Hacer sitio a lo importante cuando hay prioridades en conflicto

¿Hay algo importante para ti que se queda en el tintero porque hay otras prioridades reclamando tu tiempo y tu atención?

Esta situación es muy frecuente. Hay personas que quieren (y necesitan) hacer ejercicio, pero el trabajo y otras responsabilidades interfieren con esta actividad importante.

El ejercicio físico es sólo un ejemplo de tantos. Puede que comprarte algo que te hace falta interfiera con tus metas de ahorro. O que un curso te pida un tiempo que reservas para tu familia y amigos.

En un momento u otro, todos encontramos actividades o experiencias de ese tipo que “chocan” y se disputan nuestros recursos. Elegir una de ellas supone renunciar a otra, que también es importante.

demasiado

¿Has de renunciar necesariamente?

Ésa debería ser la última opción. Y, en todo caso, no debería tener carácter definitivo. ¿Te imaginas dejar de hacer ejercicio porque esta actividad interfiere con otras prioridades? ¿En serio? ¿Durante toda la vida?

Antes de renunciar a una actividad importante (para ti) te conviene estudiar otras posibilidades.

Está claro que, para que la actividad importante quepa en tu horario, has de hacerle un hueco y eso supone recortarle tiempo (u otros recursos) a otras actividades. Pero, ¿por qué recortar de las más importantes?

Curiosamente, cuando pensamos en recortar (y esto también vale si hablamos de dinero), nuestra mente enfoca aquello que más llama la atención, que es lo que tiene un mayor valor para nosotros.

Enfoca el trabajo, la familia, el descanso, etc. Cuando, tal vez, podamos hacer el recorte en actividades de poco valor o en distracciones tontas.

En mis aventuras de pueblo, a veces he encontrado a personas charlando con otras sobre la cantidad de cosas que tienen que hacer a diario. ¡Una barbaridad!

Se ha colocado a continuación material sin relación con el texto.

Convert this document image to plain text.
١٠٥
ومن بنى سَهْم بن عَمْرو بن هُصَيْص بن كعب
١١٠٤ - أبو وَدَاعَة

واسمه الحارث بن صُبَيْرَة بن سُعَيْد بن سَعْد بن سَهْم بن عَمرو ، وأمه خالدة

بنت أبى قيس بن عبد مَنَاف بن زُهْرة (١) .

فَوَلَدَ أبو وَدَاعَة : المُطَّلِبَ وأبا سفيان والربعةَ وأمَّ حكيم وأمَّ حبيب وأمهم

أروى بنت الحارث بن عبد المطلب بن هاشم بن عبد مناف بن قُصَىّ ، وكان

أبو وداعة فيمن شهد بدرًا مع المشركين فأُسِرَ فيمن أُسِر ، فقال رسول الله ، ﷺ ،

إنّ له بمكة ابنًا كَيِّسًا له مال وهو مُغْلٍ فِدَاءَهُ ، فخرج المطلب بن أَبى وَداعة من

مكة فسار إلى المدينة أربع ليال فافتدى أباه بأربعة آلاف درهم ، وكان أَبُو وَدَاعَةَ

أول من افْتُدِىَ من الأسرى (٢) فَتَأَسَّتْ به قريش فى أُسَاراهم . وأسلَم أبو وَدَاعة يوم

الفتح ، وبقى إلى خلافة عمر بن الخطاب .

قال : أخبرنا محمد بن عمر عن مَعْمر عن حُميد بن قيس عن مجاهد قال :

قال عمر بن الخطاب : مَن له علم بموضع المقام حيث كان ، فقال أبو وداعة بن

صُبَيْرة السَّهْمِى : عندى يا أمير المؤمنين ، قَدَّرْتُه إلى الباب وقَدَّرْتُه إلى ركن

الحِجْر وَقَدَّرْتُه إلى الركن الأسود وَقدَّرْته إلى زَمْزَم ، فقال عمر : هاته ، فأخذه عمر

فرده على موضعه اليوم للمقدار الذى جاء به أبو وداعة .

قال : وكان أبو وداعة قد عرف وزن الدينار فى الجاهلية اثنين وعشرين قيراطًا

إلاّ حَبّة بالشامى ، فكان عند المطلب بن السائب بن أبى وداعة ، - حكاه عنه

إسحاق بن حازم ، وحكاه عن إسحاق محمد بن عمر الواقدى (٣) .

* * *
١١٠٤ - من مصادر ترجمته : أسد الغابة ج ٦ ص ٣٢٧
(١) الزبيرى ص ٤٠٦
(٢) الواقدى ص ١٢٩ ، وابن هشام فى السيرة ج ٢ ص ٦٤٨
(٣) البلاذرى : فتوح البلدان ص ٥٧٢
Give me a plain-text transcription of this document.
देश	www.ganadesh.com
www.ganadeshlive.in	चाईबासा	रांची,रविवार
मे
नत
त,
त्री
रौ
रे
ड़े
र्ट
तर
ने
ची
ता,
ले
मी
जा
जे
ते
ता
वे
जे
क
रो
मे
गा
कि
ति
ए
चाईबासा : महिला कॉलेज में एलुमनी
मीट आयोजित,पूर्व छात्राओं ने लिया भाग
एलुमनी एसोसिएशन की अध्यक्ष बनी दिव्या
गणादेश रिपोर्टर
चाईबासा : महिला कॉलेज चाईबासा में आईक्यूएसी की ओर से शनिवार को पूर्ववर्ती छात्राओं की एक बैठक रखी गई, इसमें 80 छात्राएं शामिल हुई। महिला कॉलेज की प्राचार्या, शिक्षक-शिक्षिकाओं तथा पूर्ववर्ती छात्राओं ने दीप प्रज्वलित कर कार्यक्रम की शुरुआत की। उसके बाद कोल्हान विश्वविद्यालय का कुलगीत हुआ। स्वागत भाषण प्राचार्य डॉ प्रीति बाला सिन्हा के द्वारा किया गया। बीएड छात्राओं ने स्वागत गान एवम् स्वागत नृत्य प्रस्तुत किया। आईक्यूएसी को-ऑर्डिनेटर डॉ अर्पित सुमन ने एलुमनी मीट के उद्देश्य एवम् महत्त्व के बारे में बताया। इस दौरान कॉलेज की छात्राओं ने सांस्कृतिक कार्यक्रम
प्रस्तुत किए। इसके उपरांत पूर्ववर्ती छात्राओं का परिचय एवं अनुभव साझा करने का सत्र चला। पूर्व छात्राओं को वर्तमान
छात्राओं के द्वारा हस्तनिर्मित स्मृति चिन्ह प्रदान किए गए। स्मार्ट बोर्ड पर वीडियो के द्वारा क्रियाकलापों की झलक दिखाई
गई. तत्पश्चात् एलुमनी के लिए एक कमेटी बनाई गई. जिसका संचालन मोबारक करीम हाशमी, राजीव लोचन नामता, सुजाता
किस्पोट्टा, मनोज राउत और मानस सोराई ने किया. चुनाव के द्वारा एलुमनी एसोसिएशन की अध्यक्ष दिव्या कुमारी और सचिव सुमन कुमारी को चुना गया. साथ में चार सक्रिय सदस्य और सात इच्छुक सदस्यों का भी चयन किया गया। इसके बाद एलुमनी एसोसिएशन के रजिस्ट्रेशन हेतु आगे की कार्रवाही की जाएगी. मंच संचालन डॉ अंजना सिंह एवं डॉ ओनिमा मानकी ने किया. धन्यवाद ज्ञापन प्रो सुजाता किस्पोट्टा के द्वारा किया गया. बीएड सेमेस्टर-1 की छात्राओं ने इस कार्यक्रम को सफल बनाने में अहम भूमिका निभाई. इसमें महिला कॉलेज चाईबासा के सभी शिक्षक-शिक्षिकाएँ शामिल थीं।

Hago mis recados. Paso un rato después por el mismo sitio y ahí siguen despidiéndose. Porque la comida tiene que estar hecha a las dos. ¡Y mira qué hora es!

Desde luego, socializar es importante. Pero así, con la cabeza puesta en la montaña de tareas que te espera, a ver quién socializa a gusto.

En fin, luego seguirán diciendo que no tienen tiempo para “X”. O seguiremos. Porque muchos de nosotros queremos hacer unas cosas y después nos dedicamos a otras que, tal vez, sean menos importantes.

Ahí tenemos, por tanto, la primera posibilidad: Recortar en lo accesorio.

1. Haz una auditoría de tu tiempo

Antes de descartar una actividad importante, fíjate en lo que haces en un día “normal”. Obsérvalo. Puede ser que descubras un hueco quitando distracciones.

¿Y si no es así? Si no es así, sigues teniendo opciones.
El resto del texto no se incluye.